Speaking of great Secret Agent performance, Alica Carvalho crushes it in her one big scene as Fátima, Marcelo's deceased wife. If there's anything better in cinema than women yelling at corrupt men and putting them in their place, I've yet to find it. Carvalho's commanding screen presence and dynamic line deliveries left me spellbound. All the roses for Alica Carvalho and all the other Secret Agent cast members seared into my memory even with minimal screentime.
All my babblings should make it clear: there's so much to marinate in during this outstanding work. This title excels as a meditation on memory as well as how and what stories and people endure throughout history. It's also a bravura political thriller full of audacious touches befitting of a man who brought the world Bacurau (just look at a sequence involving the antics of a disembodied leg). Everything works here on so many levels, and it's truly wondrous to witness.
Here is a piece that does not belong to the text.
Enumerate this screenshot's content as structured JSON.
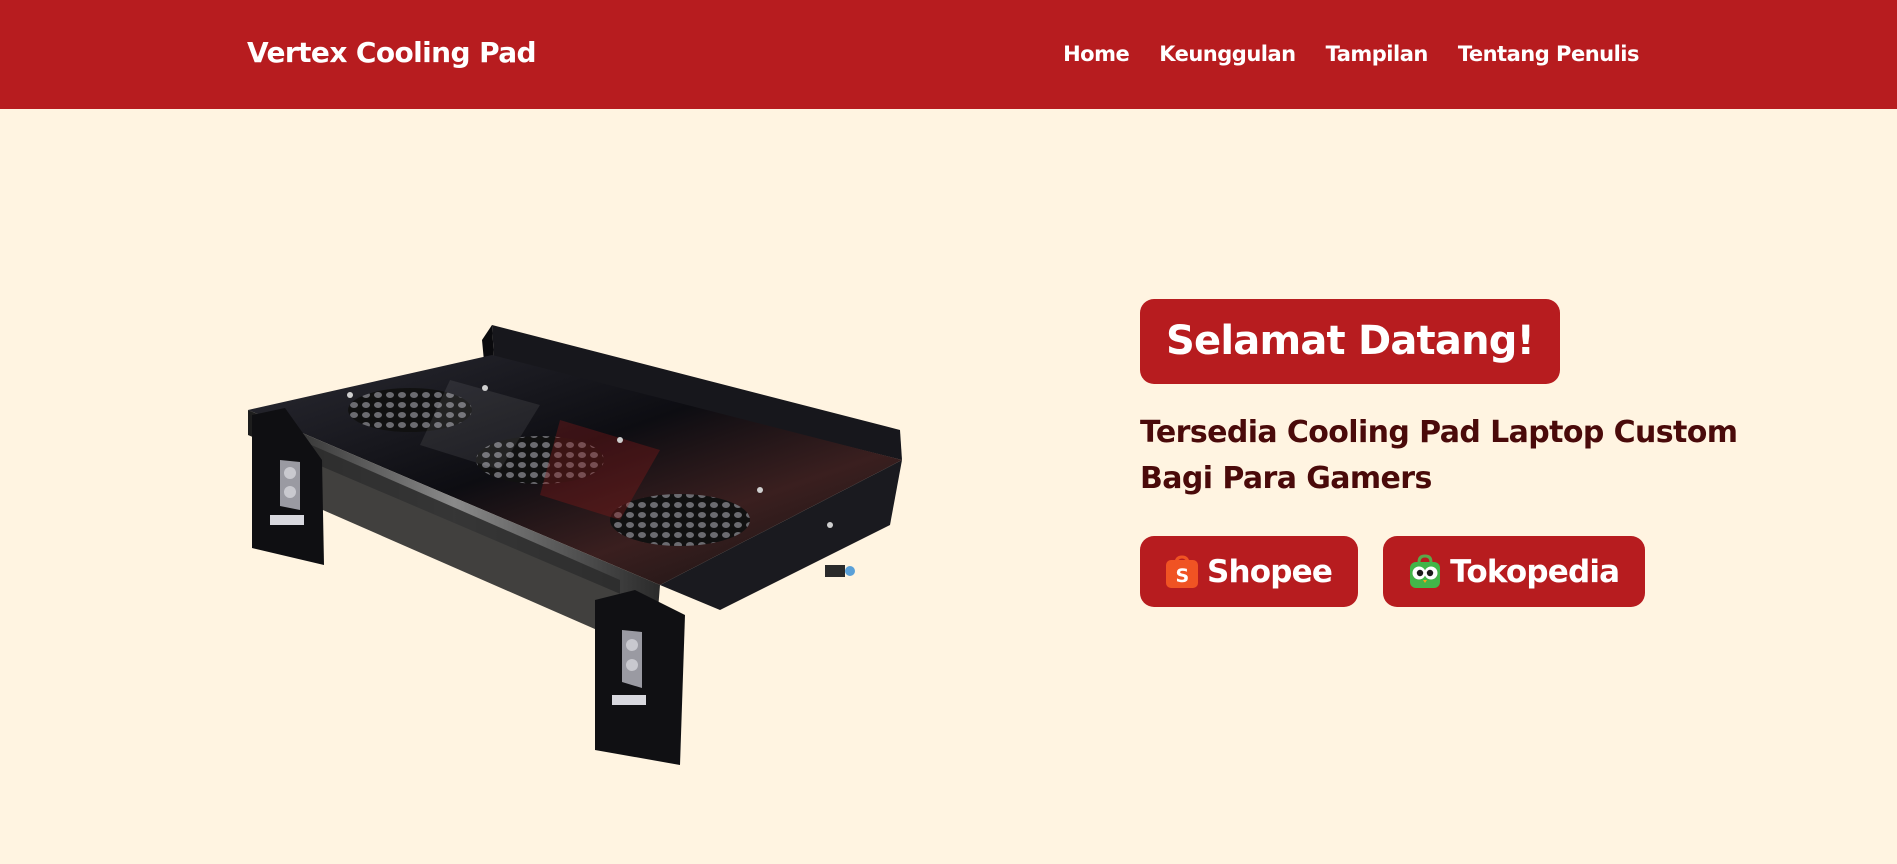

Experience The Secret Agent on a big screen ASAP and soak in a movie as beautiful as Marcello's view of Recife in that window.
P.S. What a wonderful birthday gift (I saw Secret Agent on my 30th birthday, December 19th) to see one last iconic Udo Kier performance on the big screen. Reuniting with Kleber Mendonça Filho after their electric work together on Bacurau, Kier's one-scene appearance reaffirms how he was the king of making the most of even scant screentime. Here, he portrays a Jewish survivor of World War II (tormented by a corrupt police captain) who reflects how pervasive fascism and dehumanization are throughout history. Kier lends each of his lines such potent impact, while he brilliantly communicates his character's strained, contemptuous relationship with that law enforcement officer through the most restrained of body language.
Rest in peace Udo Kier. Your amazing Secret Agent performance is yet another reminder that the world of cinema will be a little less magical without you in it.